The agreement will “transition the GM Oshawa Assembly operations to parts manufacturing and advanced vehicle testing,” according to a press released the automaker issued this week. The 300 jobs that will be retained is a far cry from the thousands that will be lost, but one aspect of the agreement should provide a semblance of hope for those living in the Oshawa area.
According to Automotive News Canada, GM has agreed to maintain the line at Oshawa Assembly, along with the plant’s advanced paint shop. This makes it less expensive for GM to resume production at the plant should it ever need additional capacity again. Oshawa Assembly is also a flex line (meaning it can build more than one vehicle type on a single line), which makes allocating a new product there less expensive.
AN Canada points to GM’s Spring Hill plant in Tennessee as an example of a once-idled flex line plant that was maintained and then later brought back to life.
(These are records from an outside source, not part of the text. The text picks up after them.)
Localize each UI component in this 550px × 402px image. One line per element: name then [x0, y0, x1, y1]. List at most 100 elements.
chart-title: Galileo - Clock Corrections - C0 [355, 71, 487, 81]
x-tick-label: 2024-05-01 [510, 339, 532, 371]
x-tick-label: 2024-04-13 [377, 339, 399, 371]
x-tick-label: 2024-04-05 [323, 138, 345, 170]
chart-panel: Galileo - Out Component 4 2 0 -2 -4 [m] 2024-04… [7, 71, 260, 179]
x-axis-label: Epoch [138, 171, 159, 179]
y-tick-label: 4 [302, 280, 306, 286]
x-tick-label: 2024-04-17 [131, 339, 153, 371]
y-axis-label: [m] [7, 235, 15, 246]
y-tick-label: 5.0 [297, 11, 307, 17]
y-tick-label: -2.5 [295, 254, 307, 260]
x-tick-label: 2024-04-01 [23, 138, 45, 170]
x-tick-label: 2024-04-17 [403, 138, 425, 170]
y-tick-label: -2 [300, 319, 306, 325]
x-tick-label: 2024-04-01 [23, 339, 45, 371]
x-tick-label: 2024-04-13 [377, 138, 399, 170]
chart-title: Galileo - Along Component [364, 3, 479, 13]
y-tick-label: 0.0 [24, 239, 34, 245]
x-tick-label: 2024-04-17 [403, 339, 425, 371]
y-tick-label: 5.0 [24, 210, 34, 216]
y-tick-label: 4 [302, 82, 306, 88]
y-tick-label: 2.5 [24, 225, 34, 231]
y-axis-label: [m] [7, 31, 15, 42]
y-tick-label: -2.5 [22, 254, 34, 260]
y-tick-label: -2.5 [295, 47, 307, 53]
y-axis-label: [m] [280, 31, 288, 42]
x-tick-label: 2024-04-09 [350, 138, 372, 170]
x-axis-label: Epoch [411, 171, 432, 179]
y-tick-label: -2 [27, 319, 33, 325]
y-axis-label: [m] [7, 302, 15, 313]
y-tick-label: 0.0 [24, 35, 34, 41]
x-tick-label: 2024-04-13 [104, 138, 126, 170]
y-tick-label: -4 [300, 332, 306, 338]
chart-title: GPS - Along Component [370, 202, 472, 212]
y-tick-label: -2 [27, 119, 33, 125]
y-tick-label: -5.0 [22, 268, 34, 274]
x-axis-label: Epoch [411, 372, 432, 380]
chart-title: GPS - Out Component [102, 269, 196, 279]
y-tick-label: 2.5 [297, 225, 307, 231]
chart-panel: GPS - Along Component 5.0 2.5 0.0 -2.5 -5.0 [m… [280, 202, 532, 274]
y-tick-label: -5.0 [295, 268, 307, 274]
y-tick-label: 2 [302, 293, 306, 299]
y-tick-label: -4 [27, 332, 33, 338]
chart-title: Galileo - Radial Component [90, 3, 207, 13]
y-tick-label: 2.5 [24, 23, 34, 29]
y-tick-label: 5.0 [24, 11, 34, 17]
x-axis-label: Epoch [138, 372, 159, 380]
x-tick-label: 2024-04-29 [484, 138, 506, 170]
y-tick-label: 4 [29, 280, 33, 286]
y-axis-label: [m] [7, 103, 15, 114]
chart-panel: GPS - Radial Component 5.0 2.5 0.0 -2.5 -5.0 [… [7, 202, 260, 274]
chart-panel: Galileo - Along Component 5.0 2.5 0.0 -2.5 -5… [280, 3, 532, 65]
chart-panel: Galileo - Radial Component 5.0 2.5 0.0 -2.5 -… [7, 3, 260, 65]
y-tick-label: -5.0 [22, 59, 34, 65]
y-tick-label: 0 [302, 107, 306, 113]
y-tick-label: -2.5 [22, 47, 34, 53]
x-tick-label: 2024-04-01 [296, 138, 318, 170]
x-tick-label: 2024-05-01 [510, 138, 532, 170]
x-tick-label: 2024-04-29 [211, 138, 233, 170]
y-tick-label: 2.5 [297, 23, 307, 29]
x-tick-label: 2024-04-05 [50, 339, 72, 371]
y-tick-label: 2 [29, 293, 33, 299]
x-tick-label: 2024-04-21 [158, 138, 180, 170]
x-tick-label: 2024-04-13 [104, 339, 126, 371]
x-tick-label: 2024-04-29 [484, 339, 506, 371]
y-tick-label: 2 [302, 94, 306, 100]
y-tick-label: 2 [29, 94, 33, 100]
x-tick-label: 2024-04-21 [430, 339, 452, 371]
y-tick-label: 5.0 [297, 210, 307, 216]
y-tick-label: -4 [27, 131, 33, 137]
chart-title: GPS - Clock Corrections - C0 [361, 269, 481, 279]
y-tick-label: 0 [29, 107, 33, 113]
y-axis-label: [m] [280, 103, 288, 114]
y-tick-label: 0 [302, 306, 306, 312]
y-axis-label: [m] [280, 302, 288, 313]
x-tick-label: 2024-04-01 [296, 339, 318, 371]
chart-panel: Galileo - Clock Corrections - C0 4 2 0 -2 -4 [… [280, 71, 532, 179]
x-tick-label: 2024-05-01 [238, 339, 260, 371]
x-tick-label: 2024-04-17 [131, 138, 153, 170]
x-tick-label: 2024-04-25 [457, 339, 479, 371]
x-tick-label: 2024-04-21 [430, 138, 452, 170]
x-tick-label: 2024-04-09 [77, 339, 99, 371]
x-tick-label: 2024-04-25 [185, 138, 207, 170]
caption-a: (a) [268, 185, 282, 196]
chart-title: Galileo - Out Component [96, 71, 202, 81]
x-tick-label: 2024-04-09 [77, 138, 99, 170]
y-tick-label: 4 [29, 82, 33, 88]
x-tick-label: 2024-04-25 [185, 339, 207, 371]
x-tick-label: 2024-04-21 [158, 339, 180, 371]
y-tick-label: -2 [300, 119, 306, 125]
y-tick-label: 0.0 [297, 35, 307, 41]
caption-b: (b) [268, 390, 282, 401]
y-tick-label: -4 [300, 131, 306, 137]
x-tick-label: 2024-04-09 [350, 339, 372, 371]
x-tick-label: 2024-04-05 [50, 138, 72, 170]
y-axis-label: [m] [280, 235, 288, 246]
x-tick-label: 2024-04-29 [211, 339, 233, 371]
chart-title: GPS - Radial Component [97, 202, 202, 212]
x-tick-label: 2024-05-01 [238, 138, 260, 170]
GM closed the doors on the facility in 2009 following its bankruptcy, only to bring it back to life for a lowly $61 million in 2011. Today Spring Hill builds the Cadillac XT5 and GMC Acadia.
For the time being, though, Oshawa Assembly will simply serve as a parts manufacturing site and will stamp some parts for the nearby CAMI plant in Ingersoll. GM is also building a new autonomous and advanced vehicle test track on the factory’s large plot of land, expanding the presence of its Canadian Technical Centre (CTC) operations.